Aprender a sobrevivir: apuntes sobre La ley del talión

Richard Wydmark, protagonista de La ley del Talión, no habla hasta pasados veinte minutos de metraje. Solo sabemos que huye, que mata, que lo llaman Comanche Todd y que va ha ser ahorcado. La expresión de Wydmark es puramente física, su ambigüedad plantea la duda. La acción exuda crueldad, violencia. La fisicidad y la relación con el espacio es un rasgo distintivo de Daves. Los planos generales, elevados y los grandes contrapicados ofrecen la sensación de lo inabarcable. La grúa es el signo de puntuación que abre y cierra las secuencias con su movimiento cadencioso.

Al relato llegamos en marcha. Llegamos, en realidad, cundo otra película ya ha terminado: la de la venganza de Comache Todd sobre los asesinos de su mujer e hijos. La ley del talión, entonces, es un epílogo a esa historia: es el proceso de redención y la sanación de un hombre que ha impuesto la ley natural sobre un territorio salvaje.

Comanche Todd, esto también lo sabremos más tarde, es un hombre que dio la espalda a su propia raza y civilización. Integrado primero en otra cultura, ahora no es ni blanco ni indio. Un hombre sin pueblo, un padre sin hijos, un marido sin esposa. Es el desposeído categórico.

Capturado por un brutal marshal, Comanche Todd es encadenado a la rueda de una caravana.
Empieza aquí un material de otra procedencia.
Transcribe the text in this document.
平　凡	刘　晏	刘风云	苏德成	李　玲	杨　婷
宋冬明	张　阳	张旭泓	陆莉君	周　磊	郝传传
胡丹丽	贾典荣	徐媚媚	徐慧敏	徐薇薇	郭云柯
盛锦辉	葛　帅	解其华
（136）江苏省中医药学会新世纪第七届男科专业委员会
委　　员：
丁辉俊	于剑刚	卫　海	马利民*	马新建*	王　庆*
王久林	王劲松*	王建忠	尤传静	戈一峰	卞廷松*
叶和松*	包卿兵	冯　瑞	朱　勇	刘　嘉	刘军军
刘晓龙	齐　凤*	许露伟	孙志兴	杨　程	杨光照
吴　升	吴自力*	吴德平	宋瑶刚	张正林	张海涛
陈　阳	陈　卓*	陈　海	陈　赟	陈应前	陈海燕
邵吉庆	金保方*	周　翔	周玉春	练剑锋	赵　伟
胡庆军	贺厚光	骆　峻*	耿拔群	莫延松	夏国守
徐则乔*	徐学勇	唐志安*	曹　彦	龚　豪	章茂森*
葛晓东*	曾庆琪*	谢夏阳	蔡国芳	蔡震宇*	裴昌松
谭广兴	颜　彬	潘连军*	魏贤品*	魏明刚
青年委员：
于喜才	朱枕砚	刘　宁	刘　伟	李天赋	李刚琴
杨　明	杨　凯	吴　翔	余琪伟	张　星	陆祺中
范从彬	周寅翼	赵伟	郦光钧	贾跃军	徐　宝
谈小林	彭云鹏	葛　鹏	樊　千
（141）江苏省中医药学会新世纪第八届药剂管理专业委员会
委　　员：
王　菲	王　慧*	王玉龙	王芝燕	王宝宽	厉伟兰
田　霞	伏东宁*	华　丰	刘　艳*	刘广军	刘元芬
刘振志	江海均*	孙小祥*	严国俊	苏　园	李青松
Las cadenas son un signo exterior de la civilización en un territorio por domesticar, como la horca en Los Indomables (The Tall Men, Raoul Walsh, 1955). Comache Todd las llevará puestas durante dos tercios del metraje: primero será un castigo, luego servirán como arma: en todo caso, las cadenas ofenden, agreden.
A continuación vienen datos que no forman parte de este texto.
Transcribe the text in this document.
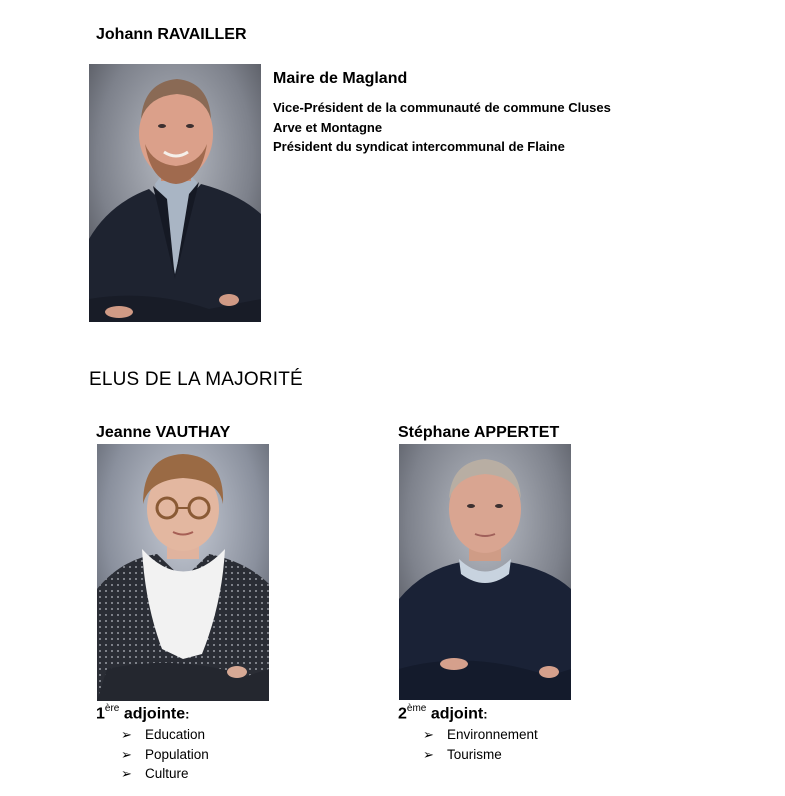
Johann RAVAILLER
Maire de Magland
Vice-Président de la communauté de commune Cluses
Arve et Montagne
Président du syndicat intercommunal de Flaine
ELUS DE LA MAJORITÉ
Jeanne VAUTHAY
1ère adjointe:
➢ Education
➢ Population
➢ Culture
Stéphane APPERTET
2ème adjoint:
➢ Environnement
➢ Tourisme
Los jóvenes de la caravana están fascinados por la figura del salvaje Todd. Los adultos espantados ante la implacable inhumanidad del mashal. Por primera vez se encuentran al verdadero Oeste, el territorio en proceso de ser domado. Comanche Todd se conmueve ante la inocencia y franqueza de los muchachos: son alguien que no le juzga. La dinámica del aprendizaje que vertebra los westerns de Delmer Daves queda establecida.
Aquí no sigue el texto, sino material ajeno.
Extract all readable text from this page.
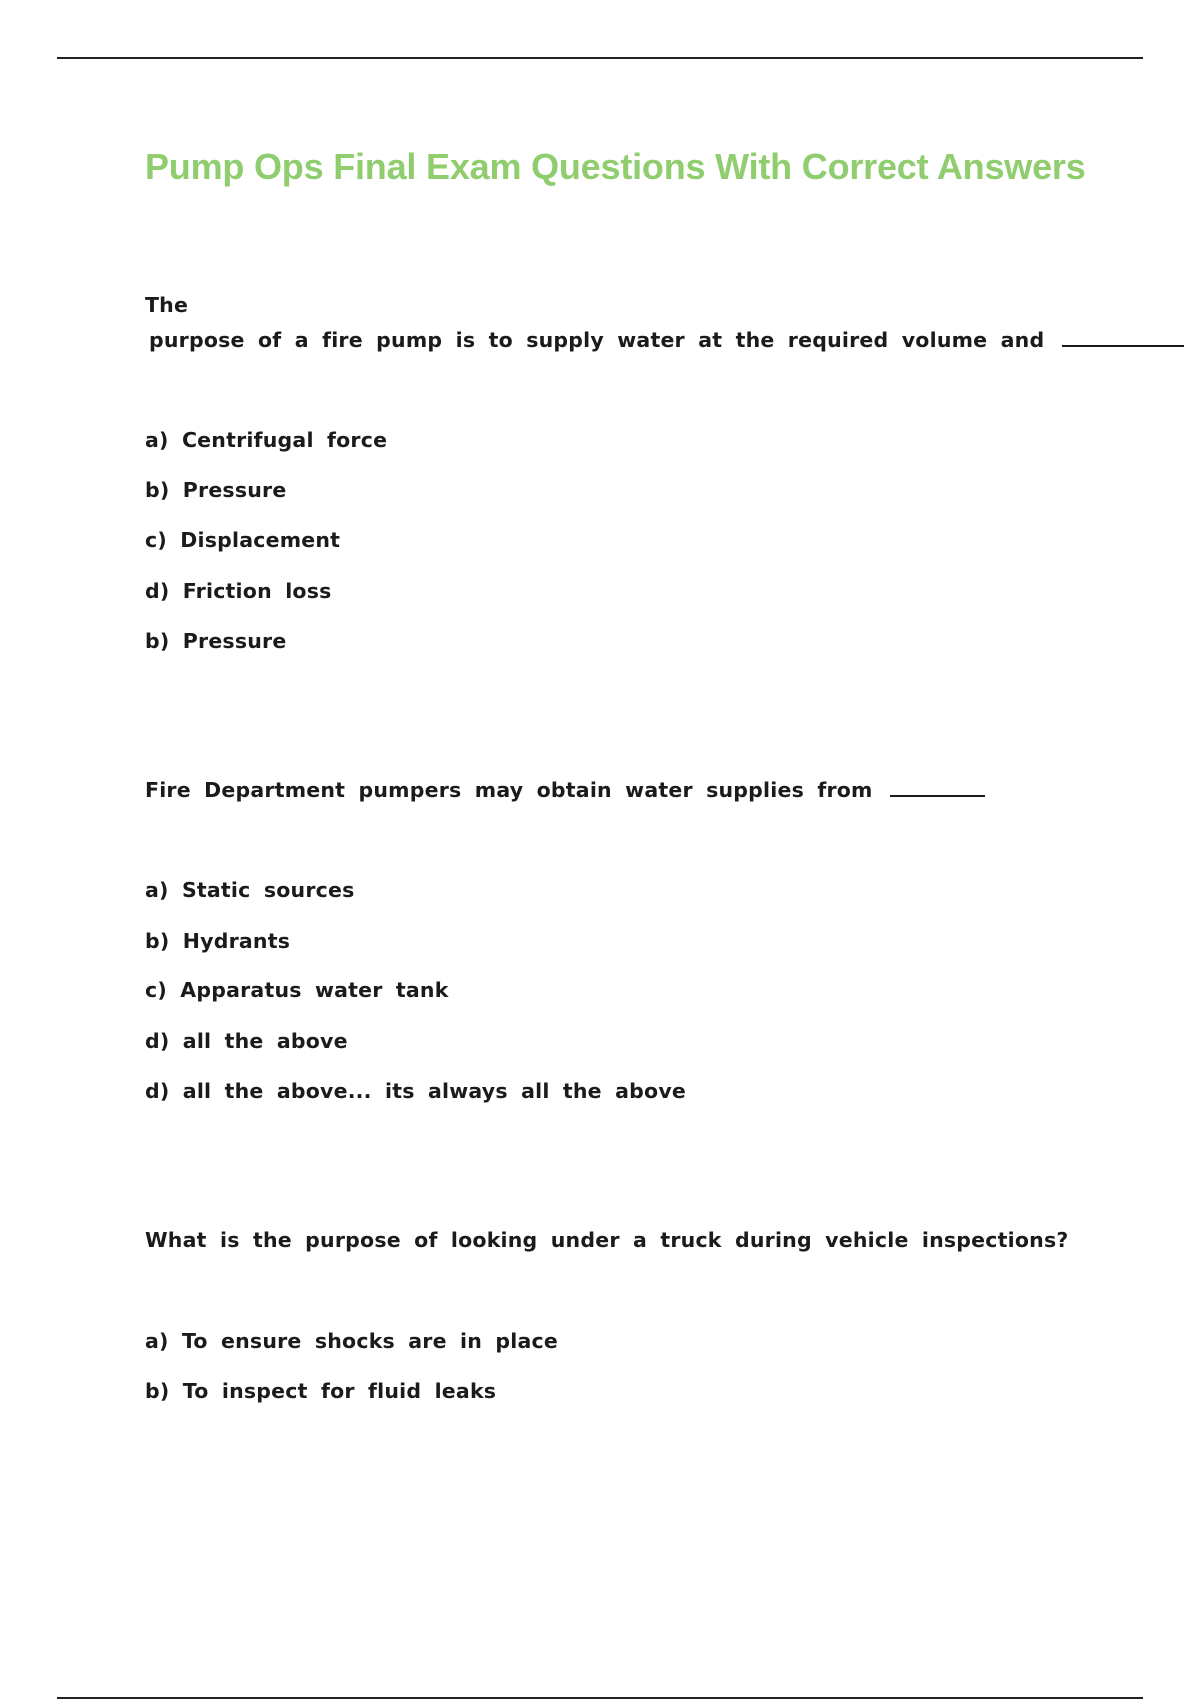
Pump Ops Final Exam Questions With Correct Answers

The

purpose of a fire pump is to supply water at the required volume and

a) Centrifugal force

b) Pressure

c) Displacement

d) Friction loss

b) Pressure

Fire Department pumpers may obtain water supplies from

a) Static sources

b) Hydrants

c) Apparatus water tank

d) all the above

d) all the above... its always all the above

What is the purpose of looking under a truck during vehicle inspections?

a) To ensure shocks are in place

b) To inspect for fluid leaks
La ley del talión es en parte western, en parte relato de aventuras juvenil. Pese a su aspereza es optimista y habla de regeneración. La historia recomienza tras un ataque indio que permanece en off, porque el punto de vista se ha desplazado a los muchachos. Mientras estos se bañan en un río, el campamento ha sido masacrado. La caravana donde Comanche Todd estaba encadenado ha sido arrojada por un barranco con el vivo. Los indios, como decía Burt Lancaster en La venganza de Ulzana (Ulzana´s raid, 1972), tiene su peculiar sentido del humor.

De pronto, Comanche Todd vuelve a tener una familia y un propósito. La película se convierte en una colección de actos, de trabajos a través de los cuales no solo se sobrevive, sino que se accede a la comunidad en base al refuerzo de la individualidad. Comanche Todd es reintegrado, pero no convertido. “- A los indios les va mejor creyendo en lo que quieren”, – dice rechazando la evangelización. Es el hombre americano épico.